Boehner's coolness to the idea of a higher gas tax hasn't stopped a growing number of other GOP caucus members from adding support to an idea that has long enjoyed wide Democratic backing. In the last week alone, at least three high-ranking Senate Republicans have publicly flirted with the possibility.API: We won't rule out a gas tax bump
API president Jack Gerard told reporters that the lobbying group "never opposed" a gas tax hike, but argued that policymakers needed to look beyond just funding road and bridge projects.
He added that the U.S. energy boom raised the necessity for oil and gas pipelines should also benefit from an infusion of federal funding, leaving open the prospect that the API could back a hike in the gas tax.
"We do believe we should look at infrastructure beyond the historic ways of viewing it for bridges and roads and say to ourselves, what about pipelines?" Gerard asked. "What about rail build-out? What about that other infrastructure necessary to make our market more efficient as an energy producer, an energy superpower?"

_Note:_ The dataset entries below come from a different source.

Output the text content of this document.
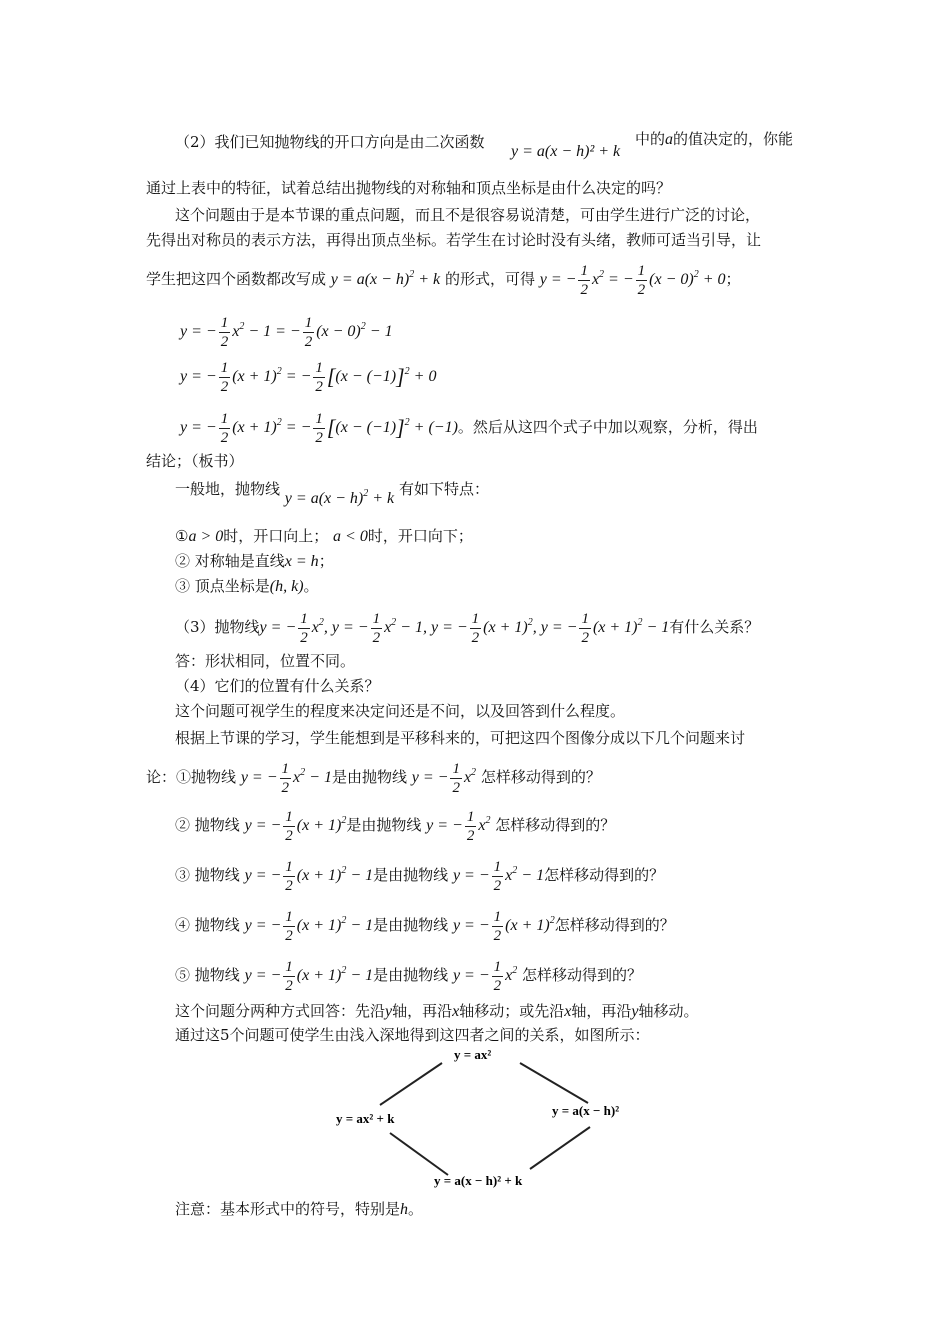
（2）我们已知抛物线的开口方向是由二次函数
y = a(x − h)² + k
中的a的值决定的，你能
通过上表中的特征，试着总结出抛物线的对称轴和顶点坐标是由什么决定的吗？
这个问题由于是本节课的重点问题，而且不是很容易说清楚，可由学生进行广泛的讨论，
先得出对称员的表示方法，再得出顶点坐标。若学生在讨论时没有头绪，教师可适当引导，让
学生把这四个函数都改写成 $y = a(x - h)^2 + k$ 的形式，可得 y = − $\frac{1}{2} x^2$ = − $\frac{1}{2} (x - 0)^2 + 0$；
y = − $\frac{1}{2} x^2 - 1$ = − $\frac{1}{2} (x - 0)^2 - 1$
y = − $\frac{1}{2} (x + 1)^2$ = − $\frac{1}{2} [(x - (-1)]^2 + 0$
y = − $\frac{1}{2} (x + 1)^2$ = − $\frac{1}{2} [(x - (-1)]^2 + (-1)$。然后从这四个式子中加以观察，分析，得出
结论；（板书）
一般地，抛物线 $y = a(x - h)^2 + k$ 有如下特点：
①a > 0时，开口向上； a < 0时，开口向下；
② 对称轴是直线x = h；
③ 顶点坐标是(h, k)。
（3）抛物线y = − $\frac{1}{2} x^2$, y = − $\frac{1}{2} x^2 - 1$, y = − $\frac{1}{2} (x + 1)^2$, y = − $\frac{1}{2} (x + 1)^2 - 1$有什么关系？
答：形状相同，位置不同。
（4）它们的位置有什么关系？
这个问题可视学生的程度来决定问还是不问，以及回答到什么程度。
根据上节课的学习，学生能想到是平移科来的，可把这四个图像分成以下几个问题来讨
论：①抛物线 y = − $\frac{1}{2} x^2 - 1$是由抛物线 y = − $\frac{1}{2} x^2$ 怎样移动得到的？
② 抛物线 y = − $\frac{1}{2} (x + 1)^2$是由抛物线 y = − $\frac{1}{2} x^2$ 怎样移动得到的？
③ 抛物线 y = − $\frac{1}{2} (x + 1)^2 - 1$是由抛物线 y = − $\frac{1}{2} x^2 - 1$怎样移动得到的？
④ 抛物线 y = − $\frac{1}{2} (x + 1)^2 - 1$是由抛物线 y = − $\frac{1}{2} (x + 1)^2$怎样移动得到的？
⑤ 抛物线 y = − $\frac{1}{2} (x + 1)^2 - 1$是由抛物线 y = − $\frac{1}{2} x^2$ 怎样移动得到的？
这个问题分两种方式回答：先沿y轴，再沿x轴移动；或先沿x轴，再沿y轴移动。
通过这5个问题可使学生由浅入深地得到这四者之间的关系，如图所示：
y = ax²
y = ax² + k
y = a(x − h)²
y = a(x − h)² + k
注意：基本形式中的符号，特别是h。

Surging oil and gas production, combined with popular support for energy pipelines—polls show broad public backing for the long-stalled Keystone XL project, a bill for which passed the House on Friday in the face of a veto threat from the White House—could add to the impetus for a gas tax hike, especially if traditional foes of higher taxes are warming to the idea.
Investment vehicles have raised billions, but North America's energy infrastructure is projected to need nearly $300 billion worth of new pipelines over the next 20 years, according to a 2014 study by the Interstate Natural Gas Association of America. Still, some question whether the public could get behind using public money to fund a sector flush with private capital.
"One can demonstrate the value of defining infrastructure as gas pipelines," said Afonso. However, "it's not what most consumers and voters are used to. Adding the complexity of pipelines will make it that more difficult to pass more legislation."